NIH Support: National Center for Advancing Translational Sciences


  • Becky B says:

    Is there a bottom line way to increase this miracle fat? I sort of remember something about cold increasing it – wear an ice pack while exercising? Is that what all those cool-sculpting spas are doing? I don’t have time to research this but would love to know since I keep getting more of that wrong kind of fat…

  • John Mark Shields says:

    “Correlation is not causation” is the literally classic “cum hoc, ergo propter hoc” fallacy.

    I KNOW you know this – but still need to be careful how you express findings in cross-sectional studies, particularly for lay readers. Use of the word ‘benefits’ implies something your study did not show.

    Even IF chance and known factors are ‘sufficiently’ excluded by statistical analysis as explanations for the correlation, you still have 3 remaining classes of possibility, not one:
    1. A may be causing B (article suggests to average readers there are protective effects of brown fat, but this is NOT a valid conclusion from this study, even though it is “possible”. But it was already “possible” BEFORE the study, so this alone is not news.)
    2. B may be causing A (T2DM may erase / cause metabolism of brown fat previously/normally present, for example)
    3. C may cause both A & B (over a billion possible ‘C’ etiologic factors besides CA, age, gender, and usual suspects one did ‘control for’. (Also as you know, so this is mentioned for other readers: One can only ‘exclude by analysis’ those possible factors a) that one suspects, b) that one consistently notes in the study record, c) which are ‘random’ elements of study inclusion, and d) which one has sufficient numbers of, to reach a statistically confident conclusion.)
    4. And still ‘Chance’ remains as a possible though now less likely explanation, too: up to one in 20 statistically significant (p<.05) or one in 100 (p<.01) and well-designed and performed findings of correlation, are, none-the-less, mere chance effects. Thousands of well-designed, peer-reviewed, published, one of kind studies, do report findings that are untrue every year.

    And these untruths & pretruths are reported as headliners of wonderful new scientific truths.
    No wonder there is an anti-science backlash.

    Notwithstanding the size of one’s p, our readers need to know we know that approximating meaningful scientific ‘truth’ is a longer and more complicated road than getting enough money for a sufficiently 'powerful' sample size, or cleverly finding an existing ‘experiment of nature’ that may by-pass need for a designed study.

    And they need to know we know that correlation is not causation, EVERY time we report an observational study. If scientists can forget this, lay people can never be expected to know it. In the long run, going for the headline gets attention at the expense of credibility. Funding is not meaning or truth. Air-time may 'work' for the attention span, knowledge, and IQ of political reality, but I think you will find, not for science.

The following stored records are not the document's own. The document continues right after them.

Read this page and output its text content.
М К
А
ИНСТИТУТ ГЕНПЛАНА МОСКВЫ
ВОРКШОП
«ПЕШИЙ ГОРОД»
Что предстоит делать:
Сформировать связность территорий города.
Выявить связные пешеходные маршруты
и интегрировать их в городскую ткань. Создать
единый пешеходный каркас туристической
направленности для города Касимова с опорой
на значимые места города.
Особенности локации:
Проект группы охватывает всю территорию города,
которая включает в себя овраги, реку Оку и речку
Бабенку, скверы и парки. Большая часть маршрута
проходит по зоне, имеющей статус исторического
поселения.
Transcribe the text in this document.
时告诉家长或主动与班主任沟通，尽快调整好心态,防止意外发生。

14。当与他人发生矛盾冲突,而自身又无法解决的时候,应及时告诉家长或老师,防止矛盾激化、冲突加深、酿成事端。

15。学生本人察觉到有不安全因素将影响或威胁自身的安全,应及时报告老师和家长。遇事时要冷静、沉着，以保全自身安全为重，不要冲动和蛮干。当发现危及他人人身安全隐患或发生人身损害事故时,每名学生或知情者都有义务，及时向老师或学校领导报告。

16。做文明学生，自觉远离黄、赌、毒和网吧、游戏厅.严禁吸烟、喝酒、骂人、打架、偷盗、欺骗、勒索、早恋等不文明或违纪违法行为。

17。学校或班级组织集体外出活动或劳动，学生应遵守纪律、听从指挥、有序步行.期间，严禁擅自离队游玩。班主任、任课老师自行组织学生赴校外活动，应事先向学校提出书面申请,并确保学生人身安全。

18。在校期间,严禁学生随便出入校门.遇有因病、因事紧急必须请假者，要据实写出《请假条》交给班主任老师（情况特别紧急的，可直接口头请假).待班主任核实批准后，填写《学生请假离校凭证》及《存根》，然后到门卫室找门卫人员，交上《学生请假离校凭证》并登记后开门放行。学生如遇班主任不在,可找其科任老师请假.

  • Claudio Romulo Siqueira Filho says:

    In what kind of food or diet habit you’ll have brown fat to eat on a dayly basis ?

  • John Hasty says:

    Might be interesting to compare the gut microbiome of these individuals.

  • Sugath R says:

    Is focusing about this somatic body of 32 faecal matters is the most important thing? At any rate very few live live beyond 85 to 90 years, and last few years aged, unable to look after self, in care homes etc. Then this body is dumped in the earth and that is it.
    But this body is not there to only look at what proteins, fats or vitamins to be put inside, but for a much greater and Utopian purpose. It is there to serve others, but more so to serve self, how? It is there to help in the development of Mindfulness and Wisdom. But sadly though so few are aware of this.

  • healthylife01 says:

    Thanks for explaining this lessor known fact of brown fat. Obesity, overweight has become a very big issue now a days. People start diets, heavy exercises and harm their body as well. It was good to know about the various health related benefits of brown fat.